L’histoire linguistique de l’humanité regorge de langues mortes. Au fur et à mesure que les cultures interagissent, leurs langues évoluent (imaginez à quel point il serait difficile de comprendre un anglophone du XVe ou XVIe siècle) et parfois s’éteignent, comme cela s’est produit avec plusieurs langues, par exemple, l’égyptien ancien. Cela ne veut pas dire que les langues ou variétés éteintes sont un mystère. Cela signifie tout simplement qu’ils n’ont plus le même usage. Cela peut être dit du tutnais.
Cette variété d’anglais fut développée au XIXe siècle par des esclaves africains aux États-Unis pour communiquer entre eux en secret. Selon la chercheuse Gloria McIlwain, le développement de cette variété a été motivé par la nécessité d’apprendre à lire. Mais il servait aussi à parler secrètement devant les propriétaires d’esclaves de l’époque.
La phonologie du tutnais suit un procédé ludique, comme celui du javanais, par exemple. Chaque consonne est remplacée par une syllabe, et le mot se prononce comme si l’on l’épelait. McIlwain a publié l’alphabet tutnais, avec une clé phonétique pour chacune de ces prononciations.
Bien sûr, comme dans toute langue, il existe des variétés régionales dans les syllabes insérées. Par exemple, dans certaines familles, le w était prononcé comme /wax/, tandis que, dans d’autres, comme /wug/. La même chose s’est produite avec le h, qui pourrait être prononcé comme /hug/ dans une région ou comme /hush/ dans une autre.

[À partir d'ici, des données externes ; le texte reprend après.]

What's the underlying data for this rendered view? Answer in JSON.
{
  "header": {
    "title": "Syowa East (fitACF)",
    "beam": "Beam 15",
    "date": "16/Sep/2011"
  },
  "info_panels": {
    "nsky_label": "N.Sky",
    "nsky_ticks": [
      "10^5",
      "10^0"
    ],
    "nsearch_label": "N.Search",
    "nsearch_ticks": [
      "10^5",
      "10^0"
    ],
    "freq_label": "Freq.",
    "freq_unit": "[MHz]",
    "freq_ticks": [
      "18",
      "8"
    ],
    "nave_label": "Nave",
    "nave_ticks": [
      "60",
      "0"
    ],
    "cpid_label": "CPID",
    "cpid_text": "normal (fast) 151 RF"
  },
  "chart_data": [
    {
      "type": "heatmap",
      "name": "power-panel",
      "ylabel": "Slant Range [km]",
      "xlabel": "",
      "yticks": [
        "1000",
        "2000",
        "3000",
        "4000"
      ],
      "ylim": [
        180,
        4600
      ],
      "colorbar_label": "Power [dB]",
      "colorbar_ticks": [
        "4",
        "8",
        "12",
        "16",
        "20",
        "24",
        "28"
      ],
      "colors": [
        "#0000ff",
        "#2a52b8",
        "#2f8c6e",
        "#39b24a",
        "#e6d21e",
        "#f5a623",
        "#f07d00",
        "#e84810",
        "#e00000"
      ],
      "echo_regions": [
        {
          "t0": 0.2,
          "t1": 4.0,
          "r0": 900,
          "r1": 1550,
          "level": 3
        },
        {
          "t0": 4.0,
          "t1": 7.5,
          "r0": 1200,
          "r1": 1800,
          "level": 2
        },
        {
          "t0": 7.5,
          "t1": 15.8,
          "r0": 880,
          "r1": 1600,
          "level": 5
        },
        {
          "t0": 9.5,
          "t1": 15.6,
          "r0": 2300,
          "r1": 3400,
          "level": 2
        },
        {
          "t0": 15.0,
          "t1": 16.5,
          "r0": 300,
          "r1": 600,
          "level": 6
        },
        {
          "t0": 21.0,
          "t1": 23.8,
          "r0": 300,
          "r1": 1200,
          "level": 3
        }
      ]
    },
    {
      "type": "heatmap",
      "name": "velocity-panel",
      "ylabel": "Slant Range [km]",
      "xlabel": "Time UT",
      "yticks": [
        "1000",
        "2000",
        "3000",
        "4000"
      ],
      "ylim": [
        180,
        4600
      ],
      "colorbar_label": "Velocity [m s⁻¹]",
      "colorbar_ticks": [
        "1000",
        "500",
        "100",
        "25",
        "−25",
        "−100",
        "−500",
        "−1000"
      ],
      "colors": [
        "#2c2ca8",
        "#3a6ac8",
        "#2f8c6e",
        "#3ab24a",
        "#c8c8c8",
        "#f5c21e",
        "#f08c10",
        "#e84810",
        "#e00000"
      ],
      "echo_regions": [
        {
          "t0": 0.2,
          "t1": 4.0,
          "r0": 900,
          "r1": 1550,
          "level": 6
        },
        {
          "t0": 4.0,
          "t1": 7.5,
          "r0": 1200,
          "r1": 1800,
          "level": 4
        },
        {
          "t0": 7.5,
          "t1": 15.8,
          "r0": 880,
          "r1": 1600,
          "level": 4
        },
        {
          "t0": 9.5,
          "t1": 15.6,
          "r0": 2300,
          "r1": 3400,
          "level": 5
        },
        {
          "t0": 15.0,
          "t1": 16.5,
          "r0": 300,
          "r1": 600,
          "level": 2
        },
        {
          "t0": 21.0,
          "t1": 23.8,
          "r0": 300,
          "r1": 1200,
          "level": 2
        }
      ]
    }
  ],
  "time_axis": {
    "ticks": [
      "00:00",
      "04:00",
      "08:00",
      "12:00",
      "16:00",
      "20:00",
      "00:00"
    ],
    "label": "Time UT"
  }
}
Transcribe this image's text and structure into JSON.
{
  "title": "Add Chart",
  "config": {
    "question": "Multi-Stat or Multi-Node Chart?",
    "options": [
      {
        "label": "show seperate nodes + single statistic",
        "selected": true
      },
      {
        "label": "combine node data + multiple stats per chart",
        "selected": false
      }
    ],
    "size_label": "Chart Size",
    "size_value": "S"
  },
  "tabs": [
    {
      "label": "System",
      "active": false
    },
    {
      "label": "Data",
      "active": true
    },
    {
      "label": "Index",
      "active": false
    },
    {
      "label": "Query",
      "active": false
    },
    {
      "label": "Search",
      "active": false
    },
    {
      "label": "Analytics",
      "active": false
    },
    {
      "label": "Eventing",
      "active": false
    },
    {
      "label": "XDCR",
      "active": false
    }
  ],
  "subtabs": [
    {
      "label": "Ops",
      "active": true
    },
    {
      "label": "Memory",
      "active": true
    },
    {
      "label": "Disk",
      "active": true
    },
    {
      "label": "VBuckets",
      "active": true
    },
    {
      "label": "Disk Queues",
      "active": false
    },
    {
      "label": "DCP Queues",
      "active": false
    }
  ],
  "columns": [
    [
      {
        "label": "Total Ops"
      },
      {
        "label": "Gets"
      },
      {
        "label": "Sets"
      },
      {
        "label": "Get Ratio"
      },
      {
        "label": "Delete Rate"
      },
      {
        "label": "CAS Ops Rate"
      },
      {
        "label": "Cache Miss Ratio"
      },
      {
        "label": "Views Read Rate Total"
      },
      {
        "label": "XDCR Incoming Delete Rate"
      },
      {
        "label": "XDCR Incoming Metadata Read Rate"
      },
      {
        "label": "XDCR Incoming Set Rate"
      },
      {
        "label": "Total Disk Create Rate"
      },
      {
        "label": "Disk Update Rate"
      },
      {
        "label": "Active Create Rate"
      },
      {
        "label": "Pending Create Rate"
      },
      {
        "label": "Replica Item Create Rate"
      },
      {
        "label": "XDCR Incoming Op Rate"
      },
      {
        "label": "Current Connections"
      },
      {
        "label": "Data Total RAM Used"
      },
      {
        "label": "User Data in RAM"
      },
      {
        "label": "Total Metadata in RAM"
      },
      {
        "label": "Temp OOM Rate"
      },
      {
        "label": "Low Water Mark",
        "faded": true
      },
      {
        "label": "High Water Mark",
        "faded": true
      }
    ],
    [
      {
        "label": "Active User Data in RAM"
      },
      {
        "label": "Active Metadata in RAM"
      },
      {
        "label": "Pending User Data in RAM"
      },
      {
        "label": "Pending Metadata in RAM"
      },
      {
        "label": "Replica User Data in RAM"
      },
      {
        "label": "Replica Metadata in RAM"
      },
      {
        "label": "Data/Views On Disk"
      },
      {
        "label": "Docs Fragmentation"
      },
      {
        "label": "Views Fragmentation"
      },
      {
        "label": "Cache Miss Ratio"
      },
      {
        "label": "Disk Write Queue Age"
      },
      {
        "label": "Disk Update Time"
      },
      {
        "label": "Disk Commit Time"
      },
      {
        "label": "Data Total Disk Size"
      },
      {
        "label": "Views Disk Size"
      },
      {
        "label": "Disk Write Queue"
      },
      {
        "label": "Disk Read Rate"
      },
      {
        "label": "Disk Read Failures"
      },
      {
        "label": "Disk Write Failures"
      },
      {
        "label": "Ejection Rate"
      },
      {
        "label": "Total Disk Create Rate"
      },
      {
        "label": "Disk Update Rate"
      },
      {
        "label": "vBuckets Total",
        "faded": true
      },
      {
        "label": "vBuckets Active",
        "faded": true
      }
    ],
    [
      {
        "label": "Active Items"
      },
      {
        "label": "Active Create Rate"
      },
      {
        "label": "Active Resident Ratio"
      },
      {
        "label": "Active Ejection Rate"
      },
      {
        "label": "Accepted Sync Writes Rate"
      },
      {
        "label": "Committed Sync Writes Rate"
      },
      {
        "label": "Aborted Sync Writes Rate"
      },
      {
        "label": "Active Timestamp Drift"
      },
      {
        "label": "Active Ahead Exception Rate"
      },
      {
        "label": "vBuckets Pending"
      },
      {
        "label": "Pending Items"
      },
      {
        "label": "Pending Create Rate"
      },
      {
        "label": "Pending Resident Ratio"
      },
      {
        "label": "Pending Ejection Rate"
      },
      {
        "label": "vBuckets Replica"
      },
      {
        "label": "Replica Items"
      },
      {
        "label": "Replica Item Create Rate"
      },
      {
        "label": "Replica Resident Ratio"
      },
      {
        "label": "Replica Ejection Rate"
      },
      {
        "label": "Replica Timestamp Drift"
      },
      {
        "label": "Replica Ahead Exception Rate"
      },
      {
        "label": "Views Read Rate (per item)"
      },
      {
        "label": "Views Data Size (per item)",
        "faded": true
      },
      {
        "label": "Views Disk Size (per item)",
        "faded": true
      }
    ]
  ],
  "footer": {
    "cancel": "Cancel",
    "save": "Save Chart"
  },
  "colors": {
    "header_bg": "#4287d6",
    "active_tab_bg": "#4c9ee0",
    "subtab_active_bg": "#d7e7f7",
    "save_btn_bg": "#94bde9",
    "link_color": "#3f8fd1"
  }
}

Ces variations dans le tutnais sont liées à l’évolution de la langue au cours de ses deux cents ans d’existence et au fait qu’elle s’est transmise de bouche à oreille et de génération en génération. Selon le grand-père de McIlwain, un descendant des esclaves qui utilisait la langue, parler tutnais aurait pu lui coûter la vie. C’est pourquoi beaucoup d’Afro-Américains sont surpris d’apprendre que cette langue existe.
Contrairement au javanais, le tutnais peut, bien que dans un sens quelque peu limitée, être considéré comme une variété de la langue anglaise. C’est ce qu’on appelle un argot, une langue secrète utilisée par un groupe en particulier pour empêcher les autres de comprendre leurs conversations. Le tutnais remplissait une fonction linguistique importante au sein de sa communauté en tant que principale forme de communication. Pour les esclaves, le tutnais constituait la base de leur éducation et de leur vie interpersonnelle au même titre que n’importe quelle langue.
Cependant, le tutnais n’a pas survécu au-delà de la période d’esclavage aux États-Unis. Jusqu’aux années 70, de nombreuses familles constitués par des descendants d’esclaves afro-américains gardaient le tutnais secrète, car l’utiliser pour tromper les blancs aurait pu être considéré comme prétentieux. Parler en secret représentait un avantage et pouvait être perçu comme une menace pour la population blanche monolingue.
Désormais, beaucoup d’Afro-Américains apprennent les tutanais et partagent des vidéos, des guides et des commentaires sur le sujet sur différentes plateformes de résaux sociaux. De nombreux jeunes, notamment ceux qui publient sur TikTok, sont déterminés à faire revivre cette langue. Pour ceux qui veulent apprendre le tutnais, il existe des cours sur Google Classroom et sur les serveurs Discord.
Bien sûr, cela ne veut pas dire qu’il n’y a pas de résistance à faire revivre le tutnais. Spécialement parce que réintroduire cette langue l’expose à un public qui dépasse la communauté à laquelle elle appartient. Et cela serait absurde pour un langage qui a été créé pour communiquer en secret.
Cela dit, il est difficile d’éviter ce dilemme. Diffuser cette langue aujourd’hui, c’est la diffuser auprès de l’ensemble de la population.
Cependant, bien qu’il comporte quelques difficultés, le tutnais a fait son retour au sein de la communauté afro-américaine.